En kötüsü de insanın insana yaptığı ezeli kötülük...

Şairin de dediği gibi, yarından bir şeyler beklemekle geçiyor ömrümüz.

Dünyada yaşamın anlamlarını çözmeye çalışıyoruz. İnsanın yaşamına yüklediği bir anlam ifadesi olarak ana dilinde türkü, stran ve ninni söylemenin nasıl bir kötülüğü olabileceğini ise bir türlü idrak edemiyoruz. Yaşamın tek bir anlamı varsa o da mutlu olmak ve mutlu etmektir çünkü. Bunun da en güzel aracı müziktir, melodidir, ezgidir.

Lorde

Tıpkı Yeni Zelandalı şarkıcı-şarkı yazarı Ella Marija Lani Yelich-O'Connor veya daha çok bilinen sahne adıyla Lorde’nin geçen sene Eylül ayında yaptığı gibi. Lorde, Yeni Zelanda’nın yerli halkı Maoriler’e bir jest olarak albümünde yer alan beş şarkıyı Māori dilinde seslendirmiş, geri vokallerinde de Maori halkından sanatçılara yer vermişti.

Kendisi Maori halkından olmasa da, Maori dilinden bir sözcüğün izinden gitmişti müzisyen: kaitiakitanga. Yani, gökyüzüne, denize ve toprağa şefkat gösterip onları koruyup kollamak... Zaten gökteki martıya, sudaki balığa, topraktaki solucana şefkat gösteren, insanı da sever, korur, kollar.

Yeni Zelanda’dan çıkan bir başka opera sanatçısı soprano Kiri Te Kanawa da, geleneksel aşk şarkısı Pokarekare Ana’yı, yazıldığı dil olan Maorice söyleyerek sürekli barış çağrısında bulunmuştu sahnelerden. Kendisi Maori olmasa da onlara sahip çıkmıştı.

Kiri Te Kanawa

90’ların başında Yeni Zelanda’da Maori dilinin okullarda yasaklandığı, İngilizcenin başat dil olduğu, Maoriler arasında anadilini konuşanların yüzde 20’nin altına gerilediği bir dönemden gelindiği düşünüldüğünde, bir neslin kaybettiği dili, sonraki nesiller geri kazanmak için çırpınıyor.

Ve bunu yaparken de kimse kimseye çatal bıçak fırlatmıyor.

Aynı topraklarda yaşadığımız halkları biz ne kadar tanıyoruz?
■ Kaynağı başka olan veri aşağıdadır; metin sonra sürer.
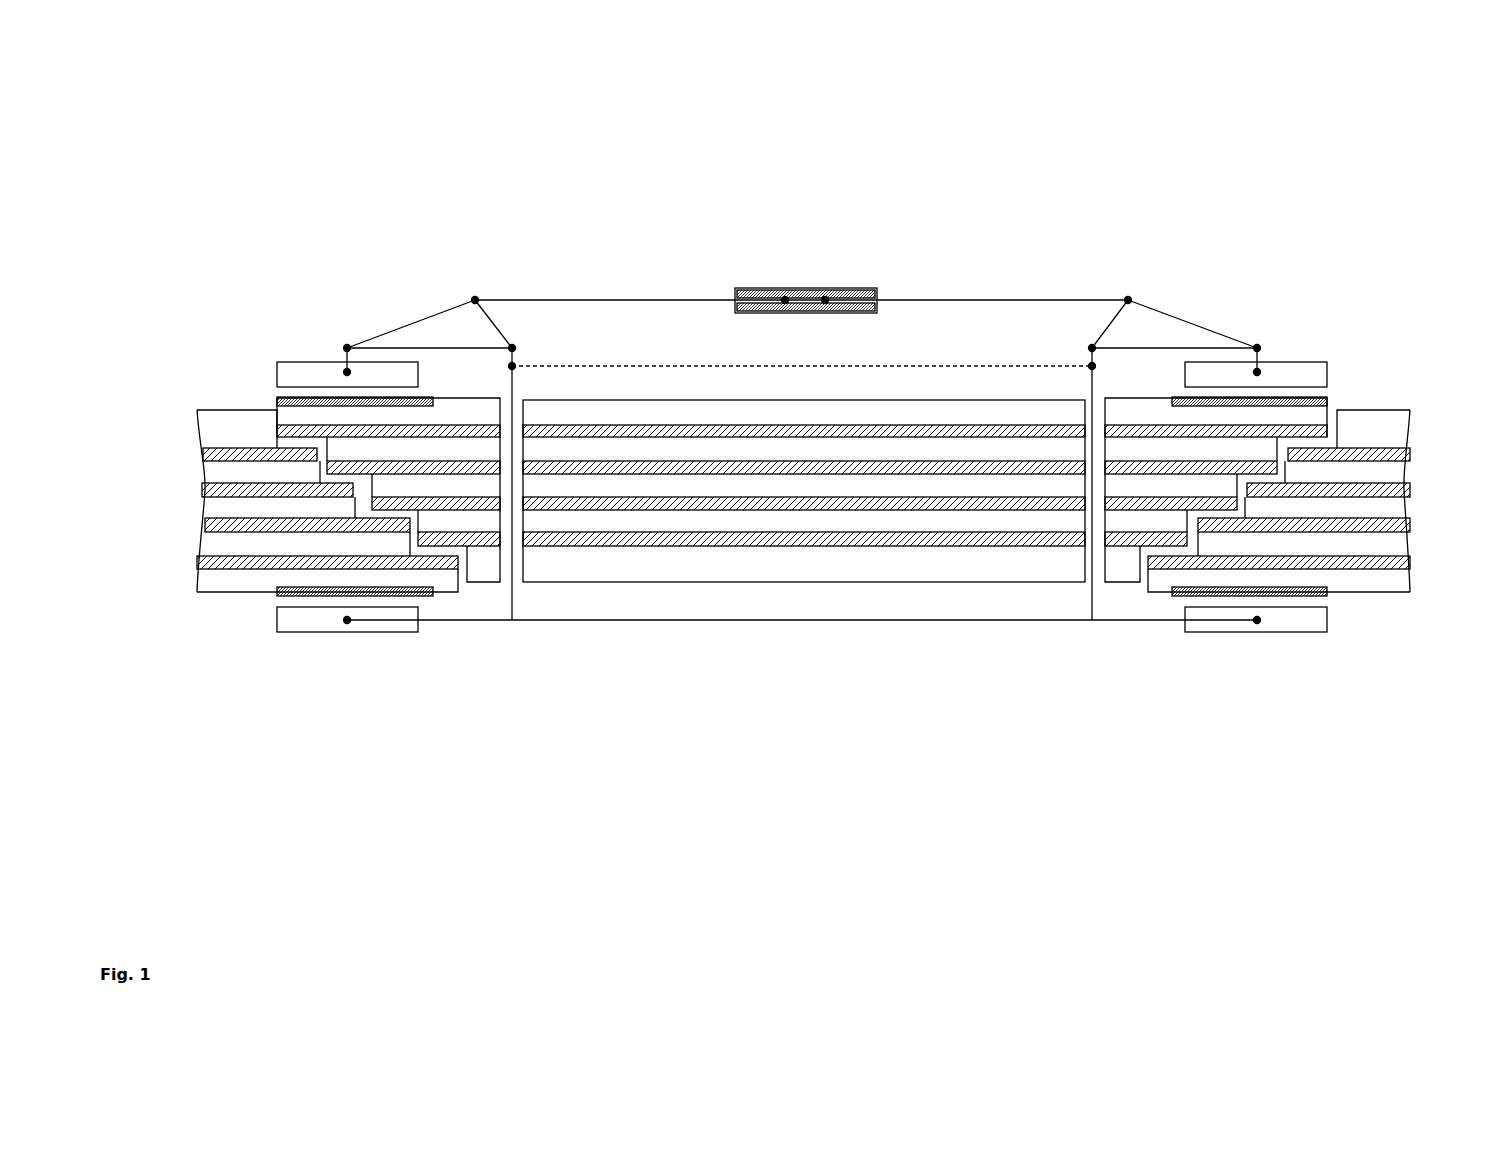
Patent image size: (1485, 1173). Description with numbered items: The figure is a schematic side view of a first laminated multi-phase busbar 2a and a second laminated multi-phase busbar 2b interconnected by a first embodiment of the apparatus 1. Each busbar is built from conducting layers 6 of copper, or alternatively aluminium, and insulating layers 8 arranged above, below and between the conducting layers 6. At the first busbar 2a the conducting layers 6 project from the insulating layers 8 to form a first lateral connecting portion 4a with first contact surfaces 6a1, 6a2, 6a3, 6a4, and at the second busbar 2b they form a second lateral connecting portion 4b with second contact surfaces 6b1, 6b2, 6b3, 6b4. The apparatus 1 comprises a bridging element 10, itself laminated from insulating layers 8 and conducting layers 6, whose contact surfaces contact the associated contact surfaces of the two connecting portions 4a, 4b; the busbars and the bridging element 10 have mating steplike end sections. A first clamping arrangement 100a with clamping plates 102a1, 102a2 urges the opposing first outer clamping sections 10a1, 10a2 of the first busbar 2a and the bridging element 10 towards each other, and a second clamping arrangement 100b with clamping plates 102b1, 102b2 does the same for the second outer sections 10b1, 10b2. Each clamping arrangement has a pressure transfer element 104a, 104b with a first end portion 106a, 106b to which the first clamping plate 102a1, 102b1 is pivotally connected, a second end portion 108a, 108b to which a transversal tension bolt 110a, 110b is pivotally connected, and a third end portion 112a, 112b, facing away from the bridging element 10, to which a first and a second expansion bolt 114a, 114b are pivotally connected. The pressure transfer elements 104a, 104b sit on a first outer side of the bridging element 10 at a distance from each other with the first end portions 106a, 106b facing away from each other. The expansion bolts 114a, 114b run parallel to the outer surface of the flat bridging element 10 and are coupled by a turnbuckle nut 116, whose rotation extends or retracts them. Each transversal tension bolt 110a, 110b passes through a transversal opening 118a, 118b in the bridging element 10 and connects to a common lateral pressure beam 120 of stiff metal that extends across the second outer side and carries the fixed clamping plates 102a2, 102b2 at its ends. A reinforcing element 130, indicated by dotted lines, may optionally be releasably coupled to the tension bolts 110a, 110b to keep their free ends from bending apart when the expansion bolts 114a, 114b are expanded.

The apparatus 1 is at (182, 137).
The first laminated multi-phase busbar 2a is at (198, 633).
The second laminated multi-phase busbar 2b is at (1395, 610).
The first lateral connecting portion 4a is at (275, 408).
The second lateral connecting portion 4b is at (1335, 397).
The conducting layers 6 is at (205, 528).
The first contact surface 6a1 is at (438, 544).
The first contact surface 6a2 is at (382, 507).
The first contact surface 6a3 is at (336, 478).
The first contact surface 6a4 is at (275, 440).
The second contact surface 6b1 is at (1172, 548).
The second contact surface 6b2 is at (1228, 512).
The second contact surface 6b3 is at (1268, 478).
The second contact surface 6b4 is at (1317, 445).
The insulating layers 8 is at (222, 543).
The bridging element 10 is at (761, 565).
The first outer clamping section 10a1 is at (263, 392).
The first outer clamping section 10a2 is at (275, 587).
The second outer clamping section 10b1 is at (1292, 400).
The second outer clamping section 10b2 is at (1327, 592).
The first clamping arrangement 100a is at (383, 252).
The second clamping arrangement 100b is at (1138, 273).
The first clamping plate 102a1 is at (303, 377).
The fixed clamping plate 102a2 is at (315, 622).
The first clamping plate 102b1 is at (1278, 373).
The fixed clamping plate 102b2 is at (1243, 627).
The pressure transfer element 104a is at (417, 317).
The pressure transfer element 104b is at (1168, 312).
The first end portion 106a is at (338, 338).
The first end portion 106b is at (1252, 337).
The second end portion 108a is at (522, 345).
The second end portion 108b is at (1083, 340).
The transversal tension bolt 110a is at (515, 590).
The transversal tension bolt 110b is at (1088, 592).
The third end portion 112a is at (472, 293).
The third end portion 112b is at (1113, 293).
The first expansion bolt 114a is at (530, 299).
The second expansion bolt 114b is at (915, 299).
The turnbuckle nut 116 is at (762, 290).
The transversal opening 118a is at (522, 387).
The transversal opening 118b is at (1083, 387).
The common lateral pressure beam 120 is at (933, 620).
The reinforcing element 130 is at (885, 365).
Bir Türk’ün Kürtçe şarkı söylediği örnekler neden bu denli kısıtlı?

Oysa anadil ve müzik üzerinden onlarca yıldır ülkemizde süregiden tartışmaya baktığımızda, bizi çeşitlendiren, kuruyup gitmekten alıkoyan renklerimize yönelik her türlü saldırıda, bizi grileştirmeye dair her türlü girişimde çok olduğumuzu, o yüzden de yok olmadığımızı görüyoruz. Konforlu alanlara veya siyasi kamplarımızın ardına saklanmayıp mağduriyetlerin ardında tek ses olabiliyoruz.

Bir kesimin ise, müzik gibi birleştiriciliği yüksek olan, sınır tanımayan bir alanda bile “ama”ları, “fakat”ları, “mış”ları, korkuları havada uçuşuyor. Yirmi yıl önce rahatlıkla izin verilen bir konserin aynısı, aradan geçen onlarca yıl ileriye gidilecek yerde bir yasak öznesine dönüşebiliyor.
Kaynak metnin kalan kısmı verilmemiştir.